Un premier cas avéré de chikungunya a été diagnostiqué le mercredi 25 juin 2025 dans le département du Gard, selon une annonce de la préfecture. La personne infectée réside à proximité de Bernis, une commune du nord-est de Vergèze, identifiée par les autorités comme zone potentielle de contamination. La seconde zone concernée n’est autre que le centre hospitalier universitaire de Nîmes, où le patient aurait été pris en charge. Ce cas constitue le premier épisode local de chikungunya enregistré dans le Gard cette saison et le deuxième en Occitanie, après une première infection signalée le 16 juin à Prades-le-Lez, près de Montpellier. Ces cas sont dits « autochtones », c’est-à-dire que la transmission s’est produite localement, sans qu’il y ait eu de séjour récent dans une zone habituellement infectée.

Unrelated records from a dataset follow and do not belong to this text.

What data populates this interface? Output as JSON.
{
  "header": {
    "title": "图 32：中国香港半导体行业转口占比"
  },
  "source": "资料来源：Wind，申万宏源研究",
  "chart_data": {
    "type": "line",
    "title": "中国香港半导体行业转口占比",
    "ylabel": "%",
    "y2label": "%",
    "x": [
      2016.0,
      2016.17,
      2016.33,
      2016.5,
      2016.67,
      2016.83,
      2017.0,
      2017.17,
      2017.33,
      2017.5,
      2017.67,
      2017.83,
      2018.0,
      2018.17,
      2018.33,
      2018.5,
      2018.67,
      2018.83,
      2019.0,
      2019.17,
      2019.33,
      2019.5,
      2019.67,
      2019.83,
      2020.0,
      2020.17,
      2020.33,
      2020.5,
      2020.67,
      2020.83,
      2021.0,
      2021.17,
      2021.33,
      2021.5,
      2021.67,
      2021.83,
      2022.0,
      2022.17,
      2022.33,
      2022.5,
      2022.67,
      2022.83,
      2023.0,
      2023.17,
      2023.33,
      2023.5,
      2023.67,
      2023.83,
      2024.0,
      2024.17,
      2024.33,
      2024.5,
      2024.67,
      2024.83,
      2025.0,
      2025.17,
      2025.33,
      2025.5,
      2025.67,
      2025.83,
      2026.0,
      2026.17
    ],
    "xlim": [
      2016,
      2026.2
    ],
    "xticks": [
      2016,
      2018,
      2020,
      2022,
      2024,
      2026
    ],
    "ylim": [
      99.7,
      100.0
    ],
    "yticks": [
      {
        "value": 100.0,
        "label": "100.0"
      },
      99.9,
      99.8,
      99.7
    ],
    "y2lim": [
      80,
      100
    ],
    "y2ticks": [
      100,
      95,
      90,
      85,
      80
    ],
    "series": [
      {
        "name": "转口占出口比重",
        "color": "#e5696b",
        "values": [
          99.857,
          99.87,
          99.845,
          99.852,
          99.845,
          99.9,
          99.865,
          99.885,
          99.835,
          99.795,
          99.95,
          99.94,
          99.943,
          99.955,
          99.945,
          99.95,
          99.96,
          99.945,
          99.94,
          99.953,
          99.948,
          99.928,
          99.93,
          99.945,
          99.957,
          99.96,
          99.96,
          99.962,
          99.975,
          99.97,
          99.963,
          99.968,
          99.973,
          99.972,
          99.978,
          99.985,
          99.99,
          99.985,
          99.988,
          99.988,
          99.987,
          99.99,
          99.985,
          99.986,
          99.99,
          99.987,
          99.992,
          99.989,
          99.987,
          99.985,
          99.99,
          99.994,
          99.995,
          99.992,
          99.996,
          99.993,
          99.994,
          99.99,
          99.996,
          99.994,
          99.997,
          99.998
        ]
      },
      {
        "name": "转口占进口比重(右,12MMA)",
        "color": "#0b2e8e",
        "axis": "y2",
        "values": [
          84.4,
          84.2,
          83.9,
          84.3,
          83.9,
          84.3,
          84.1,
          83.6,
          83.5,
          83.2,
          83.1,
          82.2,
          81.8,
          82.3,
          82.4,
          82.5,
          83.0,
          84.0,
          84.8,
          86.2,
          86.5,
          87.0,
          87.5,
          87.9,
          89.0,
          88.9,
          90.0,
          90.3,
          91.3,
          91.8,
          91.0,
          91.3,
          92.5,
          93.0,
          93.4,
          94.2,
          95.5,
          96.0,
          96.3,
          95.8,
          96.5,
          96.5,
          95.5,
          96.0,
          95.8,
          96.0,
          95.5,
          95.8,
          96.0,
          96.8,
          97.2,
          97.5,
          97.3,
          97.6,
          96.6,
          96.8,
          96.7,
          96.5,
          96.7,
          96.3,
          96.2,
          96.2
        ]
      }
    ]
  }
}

Mesures de prévention et état de vigilance renforcé

En réponse à cette contamination, des actions immédiates ont été engagées dans les deux zones concernées. Des opérations de démoustication ont été ordonnées par l’Agence Régionale de Santé (ARS) afin de limiter le risque de propagation, notamment en ciblant le moustique tigre, vecteur reconnu du virus. Les autorités sanitaires précisent que l’état de santé de la personne contaminée ne suscite aucune inquiétude particulière à ce stade. Toutefois, la surveillance est accrue dans l’ensemble du département, d’autant plus que la saison estivale favorise la prolifération des moustiques et donc les risques de transmission virale. Depuis le 1er mai 2025, plusieurs cas de maladies vectorielles, notamment de dengue et désormais de chikungunya, ont été recensés en Occitanie. Cette dynamique incite les autorités sanitaires à rappeler les consignes de prévention à la population : éliminer les eaux stagnantes, se protéger contre les piqûres et consulter rapidement en cas de fièvre ou de douleurs articulaires. Le chikungunya, maladie d’origine virale, provoque généralement une fièvre brutale accompagnée de douleurs articulaires parfois invalidantes. Si les formes graves restent rares, l’infection peut perturber fortement le quotidien des personnes atteintes. Dans un contexte de réchauffement climatique et d’élargissement des zones d’implantation du moustique tigre, les autorités rappellent que la prévention est désormais une nécessité collective.